Andreas Zeiher, Université Goethe de Francfort
Des recherches en laboratoire ont également révélé que les cellules sanguines dépourvues du chromosome Y libèrent davantage de substances messagères inflammatoires, favorisant la cicatrisation du muscle cardiaque. Ce tissu cicatriciel, moins élastique, réduit l’efficacité de la pompe cardiaque, conduisant potentiellement à une insuffisance cardiaque.
En 2022, une équipe dirigée par Soichi Sano a mené une étude publiée dans Science pour déterminer si la perte du chromosome Y était plus qu’une simple coïncidence statistique. Ils ont remplacé la moelle osseuse de souris par des cellules dépourvues du chromosome Y, simulant ainsi la perte du système hématopoïétique. Les résultats ont montré que ces souris développaient plus fréquemment une fibrose cardiaque, une altération de la fonction cardiaque et une mortalité accrue.

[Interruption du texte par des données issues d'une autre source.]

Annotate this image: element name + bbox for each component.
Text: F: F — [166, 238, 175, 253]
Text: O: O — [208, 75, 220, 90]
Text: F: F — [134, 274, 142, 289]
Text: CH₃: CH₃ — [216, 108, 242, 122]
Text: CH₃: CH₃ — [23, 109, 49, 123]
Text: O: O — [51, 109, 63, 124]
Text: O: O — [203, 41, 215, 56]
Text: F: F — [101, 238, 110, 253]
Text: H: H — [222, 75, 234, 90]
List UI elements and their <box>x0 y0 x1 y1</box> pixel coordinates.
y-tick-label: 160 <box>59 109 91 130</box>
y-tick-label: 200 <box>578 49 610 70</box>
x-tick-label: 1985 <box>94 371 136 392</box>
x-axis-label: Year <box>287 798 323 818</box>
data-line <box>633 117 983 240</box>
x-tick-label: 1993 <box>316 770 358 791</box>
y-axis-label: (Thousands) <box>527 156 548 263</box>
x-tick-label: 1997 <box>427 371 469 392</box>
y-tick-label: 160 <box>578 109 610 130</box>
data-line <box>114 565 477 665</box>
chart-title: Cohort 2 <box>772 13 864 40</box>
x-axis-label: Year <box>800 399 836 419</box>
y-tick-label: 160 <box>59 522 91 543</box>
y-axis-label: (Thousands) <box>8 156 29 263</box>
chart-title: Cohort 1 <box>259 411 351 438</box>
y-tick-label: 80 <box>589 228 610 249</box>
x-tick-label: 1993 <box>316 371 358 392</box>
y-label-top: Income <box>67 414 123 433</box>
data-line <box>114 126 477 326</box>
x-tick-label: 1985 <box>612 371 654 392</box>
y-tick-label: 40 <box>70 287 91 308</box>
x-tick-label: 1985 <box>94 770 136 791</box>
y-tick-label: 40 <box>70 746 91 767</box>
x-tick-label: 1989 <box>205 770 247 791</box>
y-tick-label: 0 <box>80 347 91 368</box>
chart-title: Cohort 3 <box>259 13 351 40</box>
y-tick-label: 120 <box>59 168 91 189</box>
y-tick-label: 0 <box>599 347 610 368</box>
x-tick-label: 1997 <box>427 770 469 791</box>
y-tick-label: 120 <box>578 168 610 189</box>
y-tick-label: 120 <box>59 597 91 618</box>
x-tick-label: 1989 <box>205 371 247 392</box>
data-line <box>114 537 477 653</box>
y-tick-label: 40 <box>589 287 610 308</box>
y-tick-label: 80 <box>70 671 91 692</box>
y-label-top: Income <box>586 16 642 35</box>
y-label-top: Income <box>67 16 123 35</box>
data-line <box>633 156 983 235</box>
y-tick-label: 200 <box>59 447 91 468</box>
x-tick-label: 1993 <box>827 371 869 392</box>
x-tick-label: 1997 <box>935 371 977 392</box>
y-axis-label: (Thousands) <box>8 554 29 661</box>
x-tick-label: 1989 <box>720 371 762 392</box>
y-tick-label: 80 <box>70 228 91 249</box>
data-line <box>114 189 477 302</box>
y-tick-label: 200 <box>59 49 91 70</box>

Ils ont également constaté que certaines cellules immunitaires favorisaient l’augmentation du tissu conjonctif, et que le blocage du facteur inflammatoire TGF-β1 avec un anticorps améliorait la fonction cardiaque chez les souris.
La perte du chromosome Y est également associée à d’autres maladies. Des analyses d’échantillons sanguins de patients atteints de la maladie d’Alzheimer ont révélé une fréquence de perte du chromosome Y jusqu’à dix fois plus élevée. Des études supplémentaires suggèrent un lien avec divers types de cancer et une durée de vie réduite.
Le chromosome Y contient 51 gènes codant pour des protéines. Pendant longtemps, on a pensé que ces gènes n’étaient importants que pour le développement du sexe masculin. Cependant, certains de ces gènes agissent comme des suppresseurs de tumeurs ou contrôlent les réponses immunitaires. La perte du chromosome Y peut donc perturber ces processus de régulation, favorisant potentiellement la croissance tumorale.
Aujourd’hui, il est possible de mesurer la perte du chromosome Y dans le sang grâce à des méthodes moléculaires. Les cardiologues envisagent donc son utilisation comme marqueur de risque supplémentaire. L’étude menée par Zeiher suggère que la mesure de la perte du chromosome Y pourrait aider à identifier précocement les hommes présentant un risque particulièrement élevé et à adapter leur traitement en conséquence.
Il reste à déterminer si la perte du chromosome Y est directement responsable de ces maladies ou si elle est simplement un indicateur d’une instabilité génomique plus large. Une chose est certaine : le chromosome Y joue un rôle plus important dans le corps vieillissant qu’on ne le pensait auparavant, en particulier dans le système immunitaire et le tissu cardiaque.